Tuyaux chauffage au sol comment bien les choisir

Le choix des tuyaux chauffage au sol a un impact direct sur la performance du plancher chauffant, sa durabilité et le niveau d’entretien à prévoir. Le tube ne sert pas seulement à faire circuler l’eau chaude sous la dalle. Il conditionne aussi la qualité de diffusion de la chaleur, la facilité de pose et la résistance du réseau dans le temps.

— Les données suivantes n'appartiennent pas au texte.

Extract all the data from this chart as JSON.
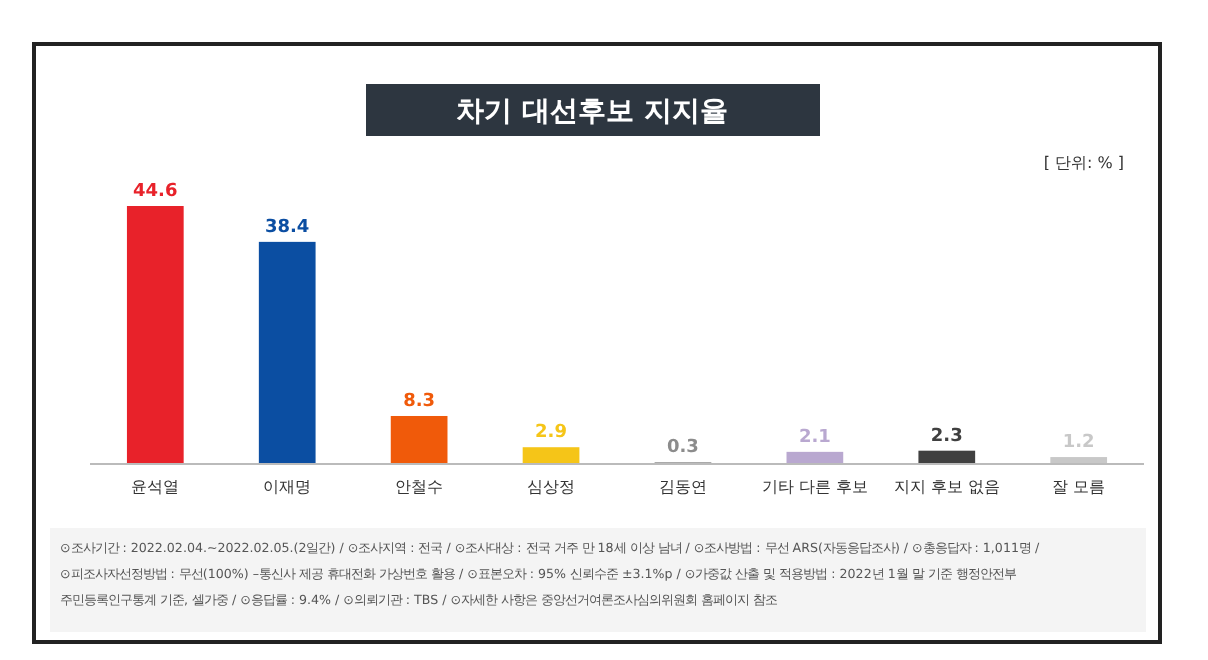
{
  "chart_data": {
    "type": "bar",
    "title": "차기 대선후보 지지율",
    "categories": [
      "윤석열",
      "이재명",
      "안철수",
      "심상정",
      "김동연",
      "기타 다른 후보",
      "지지 후보 없음",
      "잘 모름"
    ],
    "values": [
      44.6,
      38.4,
      8.3,
      2.9,
      0.3,
      2.1,
      2.3,
      1.2
    ],
    "colors": [
      "#e8222a",
      "#0b4ea2",
      "#f05a0a",
      "#f5c518",
      "#8c8c8c",
      "#b9a8d0",
      "#404040",
      "#c8c8c8"
    ],
    "data_labels": true,
    "annotations": [
      "[ 단위: % ]",
      "⊙조사기간 : 2022.02.04.~2022.02.05.(2일간) / ⊙조사지역 : 전국 / ⊙조사대상 : 전국 거주 만 18세 이상 남녀 / ⊙조사방법 : 무선 ARS(자동응답조사) / ⊙총응답자 : 1,011명 /",
      "⊙피조사자선정방법 : 무선(100%) –통신사 제공 휴대전화 가상번호 활용 / ⊙표본오차 : 95% 신뢰수준 ±3.1%p / ⊙가중값 산출 및 적용방법 : 2022년 1월 말 기준 행정안전부",
      "주민등록인구통계 기준, 셀가중 / ⊙응답률 : 9.4% / ⊙의뢰기관 : TBS / ⊙자세한 사항은 중앙선거여론조사심의위원회 홈페이지 참조"
    ]
  }
}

Entre PER, PER BAO, PE-RT et multicouche, l’offre est large. Certaines solutions sont économiques, d’autres plus confortables à installer ou plus stables dans la durée. Pour faire le bon choix, il faut croiser plusieurs critères, matériau, barrière anti-oxygène, diamètre, longueur des boucles, classe d’usage et conformité aux normes.

Quels tuyaux choisir pour un chauffage au sol ?

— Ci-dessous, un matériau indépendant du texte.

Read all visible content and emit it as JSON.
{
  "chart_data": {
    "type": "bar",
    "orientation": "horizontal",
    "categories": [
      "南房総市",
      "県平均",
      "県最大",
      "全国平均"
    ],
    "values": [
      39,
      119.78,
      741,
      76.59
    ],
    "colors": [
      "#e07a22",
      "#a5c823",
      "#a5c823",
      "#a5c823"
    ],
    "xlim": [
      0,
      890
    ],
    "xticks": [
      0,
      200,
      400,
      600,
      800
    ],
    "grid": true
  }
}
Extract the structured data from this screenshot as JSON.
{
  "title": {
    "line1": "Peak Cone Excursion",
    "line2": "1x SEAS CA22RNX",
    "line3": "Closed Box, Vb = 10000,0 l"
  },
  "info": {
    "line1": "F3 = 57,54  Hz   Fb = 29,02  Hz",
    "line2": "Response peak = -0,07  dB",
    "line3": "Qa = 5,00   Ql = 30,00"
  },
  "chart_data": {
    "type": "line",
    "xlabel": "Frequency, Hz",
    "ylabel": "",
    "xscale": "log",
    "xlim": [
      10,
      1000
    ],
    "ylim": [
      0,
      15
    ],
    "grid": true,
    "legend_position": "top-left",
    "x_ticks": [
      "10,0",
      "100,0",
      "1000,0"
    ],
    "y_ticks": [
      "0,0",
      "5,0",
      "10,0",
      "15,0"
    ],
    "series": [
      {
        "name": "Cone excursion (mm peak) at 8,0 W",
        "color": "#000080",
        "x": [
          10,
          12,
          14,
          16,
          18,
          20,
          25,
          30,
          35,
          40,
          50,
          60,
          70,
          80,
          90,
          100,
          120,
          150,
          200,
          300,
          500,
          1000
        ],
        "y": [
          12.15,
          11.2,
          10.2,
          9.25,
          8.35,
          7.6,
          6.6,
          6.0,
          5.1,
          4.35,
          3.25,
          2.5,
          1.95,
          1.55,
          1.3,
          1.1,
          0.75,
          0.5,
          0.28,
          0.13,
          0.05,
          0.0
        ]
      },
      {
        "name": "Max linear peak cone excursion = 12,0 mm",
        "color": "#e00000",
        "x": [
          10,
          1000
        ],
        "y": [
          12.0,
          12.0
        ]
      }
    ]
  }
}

Le rôle du tube dans un plancher chauffant hydraulique

Dans un plancher chauffant hydraulique, le tube est un composant indispensable. Il contient l’eau chauffée, ou plus précisément le liquide caloporteur, et permet sa circulation sous la dalle béton. C’est cette circulation qui assure une diffusion douce, homogène et confortable de la chaleur sur toute la surface du sol.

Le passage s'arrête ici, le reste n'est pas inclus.